Manusia tidak dapat memaksakan atas nama orang banyak untuk menetapkan nasib orang banyak tersebut dalam waktu yang singkat tanpa musyawarah antara yang berintelegensi tinggi dan rendah menurut ukuran umum. Betul memang manusia tidak sama kemampuannya satu dengan lainnya, tapi manusia tetap mempunyai martabat yang sederajat apapun latar belakangnya. Kita tidak bisa menolak bahwa sekelompok manusia seperti filsuf-filsuf lahir melalui tempaan kehidupan zamannya yang banyak bermanfaat buat kehidupan manusia seperti lahirnya demokrasi, Perserikatan Bangsa-Bangsa Konvesi Jenewa, pemikiran ekologi, penghargaan terhadap kepemilikan individu, hak-hak berpendapat, bahkan usaha manusia menghapus hukuman mati, dan lainnya menuju kebahagiaan manusia,
Tentu seperti geraknya bumi yang terus menerus, manusia pun bergerak intelektualnya ada dalam bentuk yang phenta rei disamping ada yang tetap (perdebatan Heraklitos Vs Permenides). Sebagai contoh kehidupan manusia yang terus-menerus dihadapi ancaman dalam aspek yang tetap adalah roh yang sama dalam balut tubuh yang berbeda. Kalau dulu manusia terancam serbuan kolonialistik imperialisme langsung yang menguasai fisik wilayah, sekarang penguasaan langsung dengan “roh” yang sama dengan serbuan mentalitas manusia konsumtif, manusia mekanis anti intelektual yang bermoral. Bentuknya memang merdeka ketimbang terjajah seperti dulu, tapi rohnya tetap menguasai dengan mental yang terjajah, dalam berbagai bentuk apakah itu transfer of knowledge, technology, culture, kemudian menjadi one dimentional man seperti sudah lama disebutkan filsuf Herbert Marcuse. Kita pun dulu sudah melontarkan ini dengan istilah neokolonialisme-imperialisme (nekolim) yang mengubah dari negara jajahan lalu merebut kemerdekaan. Tapi “roh” manusianya tetap terjajah.
Perjalanan Terang
Kebodohan maupun pembodohan adalah Gelap dan Penggelapan. Sangat terkenal sekali dalam sejarah dunia ada suatu babak yang disebut zaman atau abad kegelapan. Kita menemukan di sana apa yang disebut Philosophia ancila Teologia oleh gereja Roma yang menjadikan filsafat sebagai alat bukan untuk pencerahan berpikir yang akhirnya oleh Immanuel Kant memasuki zaman aufklarung (pencerahan) bahkan diinspirasikan zaman Renaessance yang menempatkan manusia kembali pada kebebasannya berkarya. Dalam orasi tahun 2024 berjudul Kebuntuan Intelektual sudah dijelaskan dengan pembukaan bahwa intelektual adalah segalanya, apabila mampu dengan baik segalanya, semua mempunyai satu tujuan untuk berbuat baik antara manusia dalam kehidupannya tanpa diantaranya memandang ras, agama, ataupun suku. Walaupun sampai saat ini sudah banyaknya perguruan tinggi toh kebuntuan itu menyebabkan kegelapan karena kompleksitasnya pemahaman intelektual hanya satu visi membuat pandangan holistik Tri Dharma Perguruan Tinggi tereduksi dalam over specialization dan akhirnya amat sulit menjembatani antara individu dan masyarakat.

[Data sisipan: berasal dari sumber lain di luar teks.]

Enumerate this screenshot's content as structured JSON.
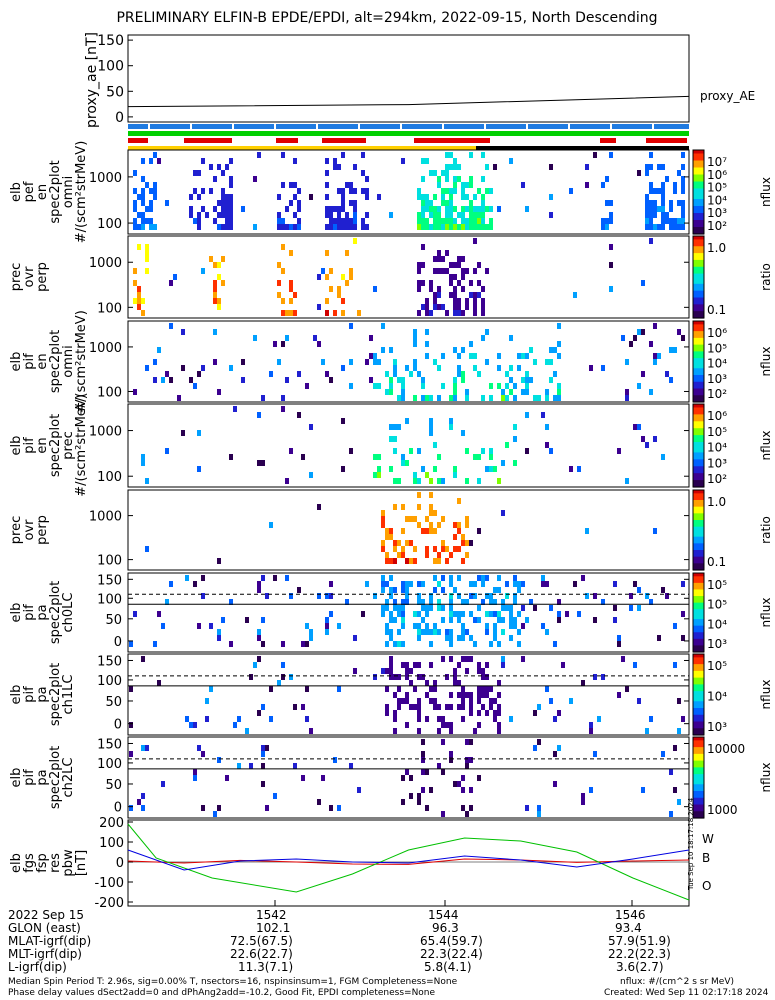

Dalam perjalanan sejarah manusia itulah gelap dan terang sejalan dengan perjalanan intelektual dalam berbagai bentuknya. Dikatakan gelap apabila ilmu pengetahuan dan geraknya hanya ditentukan oleh sekelompok dan segelintir manusia yang berkuasa dalam berbagai bentuk sehingga terang jauh dari manusia kebanyakan. Monopoli ilmu pengetahuan, monopoli kekuasaan akan membuat kegelapan bukan jalan terang. Jalan terang harus dicapai lewat pengembangan individu dan masyarakat, bukan individu dimasyarakatkan, maupun masyarakat diindividualkan. Tarik menarik antara individu dan masyarakat yang selalu mengubah sejarah ilmu maupun kehidupan manusia, yang menjadikan eksistensialisme Soren Kierkegard yang harus dihargai keunikannya dalam menghadapi individu dengan ego yang menguasai individu lainnya dalam bentuk kekuasaan di berbagai bidang termasuk ilmu pengetahuan (pendidikan), ekonomi, politik, dan gaya hidup manusia. Ortega Y. Giaeset dalam bukunya The Revolt of The Masses menjelaskan beberapa sekelompok manusia sebagai pemimpin tentunya (trendseter) dapat membuat life style massa sehingga menjadi gelombang massa yang digiring untuk mengubah gaya atau pemikiran yang terang menjadi gelap. Kehidupan konsumtif menjadi mass-consumption sebagai rumus life style yang pseudo terang (seolah-olah terang) padahal gelap. Makanan konsumsi bayi menjadi perubahan besar massa dalam life style modern yang belum tentu sehat. Kelihatannya terang oleh segelintir orang tetapi gelap bagi banyak orang. Daya intelektualitas manusia yang seharusnya bisa melampaui segala teori, terjebak dalam pemahaman penemuan sepetak gedung perguruan tinggi yang tidak peka dan dinamis. Dengan penemuan dan penyerapan Kurikulum Merdeka dalam arti terang dan menerangkan sesama manusia, akhirnya berubah untuk segelintir manusia saja. Merdeka agar anak didik bisa bertumbuh secara organik dengan penemuan dan kreativitas bebas menemukan kebenaran dalam kehidupan sehari-harinya menjadi tertuju kepada kepentingan kelompok yang menggelapkan cita-cita terang sebagai tujuan kampus dan sekolah merdeka. Semua akhirnya mengalami redefinisi, kurikulum merdeka belajar menjadi kurikulum yang harus disesuaikan dengan kebutuhan tenaga yang diperlukan industri.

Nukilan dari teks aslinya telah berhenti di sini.